Claude ECKEN (lui écrire)
Première parution : 1/4/1998
dans Bifrost 8
Mise en ligne le : 2/11/2003


Edition Robert LAFFONT, Ailleurs et demain (1998)

     Lorsqu'un romancier se permet de rayer de la carte la plupart des archipels du Pacifique nord, à commencer par celui de Hawaii, en donnant à voir des cyclones qui s'acharnent également sur la côte Ouest des États-Unis, sur le Mexique, la Floride, le Bangladesh, l'Irlande et jusqu'aux Pays-Bas, il est évident qu'il a écrit un roman catastrophe — et mieux : LE roman catastrophe.

     Lorsque, par ailleurs, il n'est jamais aussi à l'aise que dans l'évocation de phénomènes où la science prend une part prépondérante, de la naissance d'un cyclone à la description lyrique d'un voyage aux confins de notre système solaire, on peut avancer que ce romancier trace sa voie dans le style « hard science », avec de très évidentes traces heinleiniennes — même si le recours final à une forme de « surhumanité » enfantée par l'homme fera songer davantage à Arthur Clarke.

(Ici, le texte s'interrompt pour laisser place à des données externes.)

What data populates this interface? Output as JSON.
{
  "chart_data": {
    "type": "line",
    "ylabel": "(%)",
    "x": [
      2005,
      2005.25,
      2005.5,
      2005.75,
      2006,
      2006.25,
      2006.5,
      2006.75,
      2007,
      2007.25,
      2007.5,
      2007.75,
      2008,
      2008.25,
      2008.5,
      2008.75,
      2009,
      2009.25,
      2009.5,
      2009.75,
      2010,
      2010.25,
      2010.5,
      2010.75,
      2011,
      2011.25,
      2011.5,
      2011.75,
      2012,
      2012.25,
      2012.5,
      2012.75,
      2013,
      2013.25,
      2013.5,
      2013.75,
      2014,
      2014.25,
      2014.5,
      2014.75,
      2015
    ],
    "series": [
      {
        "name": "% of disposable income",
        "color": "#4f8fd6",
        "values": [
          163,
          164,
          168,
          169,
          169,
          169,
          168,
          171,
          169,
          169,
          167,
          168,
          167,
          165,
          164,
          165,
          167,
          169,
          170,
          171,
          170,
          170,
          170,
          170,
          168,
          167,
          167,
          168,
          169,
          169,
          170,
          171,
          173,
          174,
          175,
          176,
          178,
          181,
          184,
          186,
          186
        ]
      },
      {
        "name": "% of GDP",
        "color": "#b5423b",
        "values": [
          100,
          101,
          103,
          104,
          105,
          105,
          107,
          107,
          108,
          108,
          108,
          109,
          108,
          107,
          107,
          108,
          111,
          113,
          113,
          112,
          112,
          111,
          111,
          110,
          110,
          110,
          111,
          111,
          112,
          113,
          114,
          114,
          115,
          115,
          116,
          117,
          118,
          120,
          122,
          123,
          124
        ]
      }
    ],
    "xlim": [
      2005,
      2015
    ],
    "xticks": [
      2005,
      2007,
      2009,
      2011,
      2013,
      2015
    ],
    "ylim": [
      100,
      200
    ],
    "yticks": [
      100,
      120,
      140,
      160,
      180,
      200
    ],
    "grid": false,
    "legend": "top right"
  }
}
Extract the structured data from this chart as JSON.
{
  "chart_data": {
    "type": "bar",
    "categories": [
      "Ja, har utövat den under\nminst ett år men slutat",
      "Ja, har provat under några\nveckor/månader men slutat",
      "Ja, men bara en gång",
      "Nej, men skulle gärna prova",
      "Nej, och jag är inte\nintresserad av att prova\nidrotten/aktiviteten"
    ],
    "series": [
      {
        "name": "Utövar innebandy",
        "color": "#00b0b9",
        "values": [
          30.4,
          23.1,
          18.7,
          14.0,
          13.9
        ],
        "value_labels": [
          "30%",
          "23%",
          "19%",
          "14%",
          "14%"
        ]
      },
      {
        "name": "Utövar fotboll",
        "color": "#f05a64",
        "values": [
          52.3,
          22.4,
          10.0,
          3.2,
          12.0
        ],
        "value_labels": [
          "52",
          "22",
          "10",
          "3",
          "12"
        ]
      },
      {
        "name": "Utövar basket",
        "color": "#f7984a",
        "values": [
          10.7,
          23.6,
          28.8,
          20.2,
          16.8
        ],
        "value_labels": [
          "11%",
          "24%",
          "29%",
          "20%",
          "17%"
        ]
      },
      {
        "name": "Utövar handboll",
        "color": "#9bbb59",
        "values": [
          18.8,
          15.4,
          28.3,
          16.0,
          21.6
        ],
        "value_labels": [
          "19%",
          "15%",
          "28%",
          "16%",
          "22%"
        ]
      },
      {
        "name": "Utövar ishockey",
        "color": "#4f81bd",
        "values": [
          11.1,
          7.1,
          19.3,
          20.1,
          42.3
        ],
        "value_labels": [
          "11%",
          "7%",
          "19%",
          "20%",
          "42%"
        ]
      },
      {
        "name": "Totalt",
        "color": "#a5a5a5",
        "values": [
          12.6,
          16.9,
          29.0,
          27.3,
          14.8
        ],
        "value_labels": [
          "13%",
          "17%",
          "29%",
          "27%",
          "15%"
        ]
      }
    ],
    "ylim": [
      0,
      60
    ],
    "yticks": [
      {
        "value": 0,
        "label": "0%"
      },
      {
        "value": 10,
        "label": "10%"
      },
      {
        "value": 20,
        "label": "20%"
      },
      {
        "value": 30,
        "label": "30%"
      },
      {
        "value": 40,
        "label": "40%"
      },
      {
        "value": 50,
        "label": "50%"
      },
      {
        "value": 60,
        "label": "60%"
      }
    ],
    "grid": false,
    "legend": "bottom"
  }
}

     La Mère des tempêtes est effectivement un roman catastrophe de hard science, comme il est concurremment un roman noir violent, un roman rose parfois sirupeux, un roman cyberpunk, un thriller politique et une fable sur les impasses du capitalisme. John Barnes n'est pas économe de moyens, la taille de son récit le montre amplement. (Il est par ailleurs complexe et paradoxal : si selon la présentation de sa nouvelle dans Galaxies n°7 il s'affirme marxiste et athée, l'un des personnages principaux du roman est pourtant un parasite capitaliste pur dur, et la vision géopolitique du monde décrit n'est à tout le moins pas claire. Mais la complexité, voire le paradoxe, ne sont-ils pas garants d'une œuvre pénétrante ?

     Il semble que la météorologie et le chaos, souvent liés, soient en passe de remplacer l'informatique dans l'inspiration des romanciers américains du moment. Rayon chaos (au sens de la théorie mathématique), Kamikaze l'amour de Richard Kadrey est un bon exemple, et rayon météo, les tornades de Bruce Sterling dans Gros temps ne rendent rien à Clem, le papa de tous les cyclones chez Barnes. Les Américains ne se sentent eux-mêmes que face à un adversaire : dès lors pourquoi pas les phénomènes météorologiques, cela laisse vivre les extraterrestres et les bébés irakiens...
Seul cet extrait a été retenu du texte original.